Status code meanings:

• 0: should never happen - bad result
• 1: success - the account was either already closed or properly closed
• 2XXXX - problems with logic or syntax
• 3XXXX - problems with unexpected data values in system
• 4XXXX - missing required fields

Rather than trust programmers who are not familiar with databases (or simply not familiar with the scheme), it is much simpler to provide them interfaces.

Instead of doing all of the above checks, they can simply use:

CALL account_close_by_id( 23 );

And then check the result code and take appropriate action.

Personally, I believe that if you have access to stored procedures and you are not using them, then you really should look into using them.

Answer 6

I would say "don't make too much magic with the database". The worst case would be for a new developper on the project to notice that ** an operation ** is done, but he cannot see where in the code it is.
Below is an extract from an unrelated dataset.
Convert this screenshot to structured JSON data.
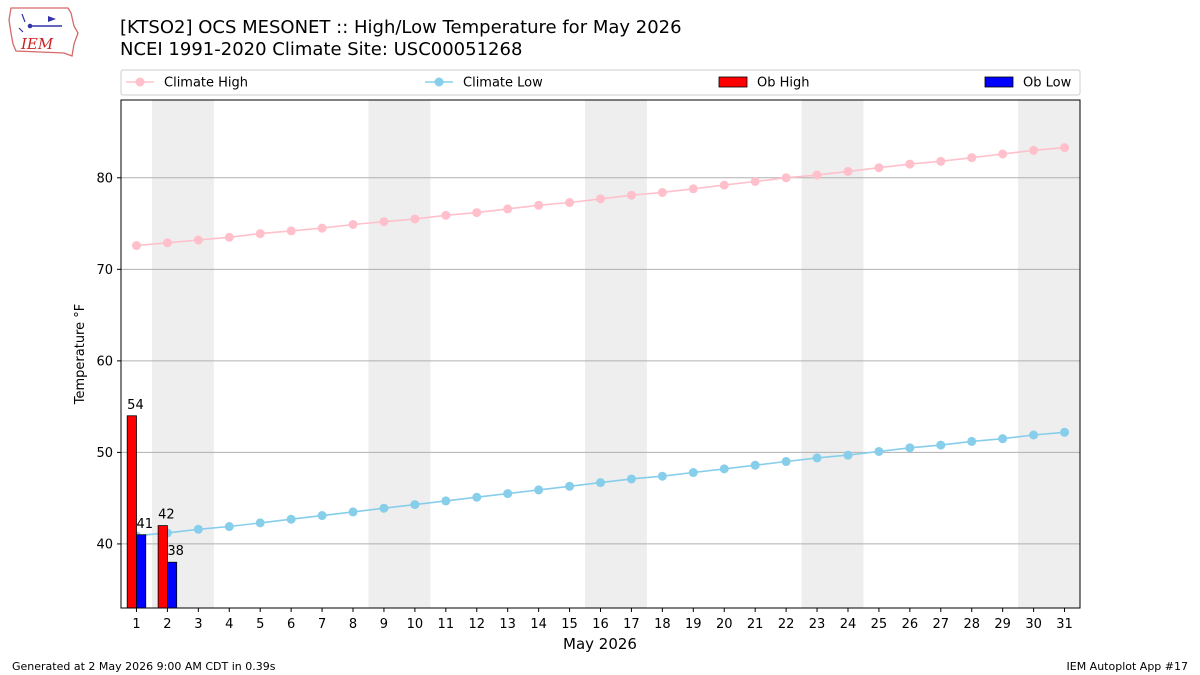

So he keeps looking for it. But it's done in the database.

So if you do some "invisible" database operations (I'm thinking about triggers), just write it in some code documentation.

// add a new user
$user = new User("john", "doe");
$user->save();
// The id is computed by the database see MYPROC_ID_COMPUTATION
print $user->getId();

In the other hand, writing functions for the DB is a good idea, and would provide the developer a good abstraction layer.

// Computes an ID for the given user
DB->execute("SELECT COMPUTE_ID(" . $user->getLogin() . ") FROM DUAL");

Of course this is all pseudo-code, but I hope you understand my obscure idea.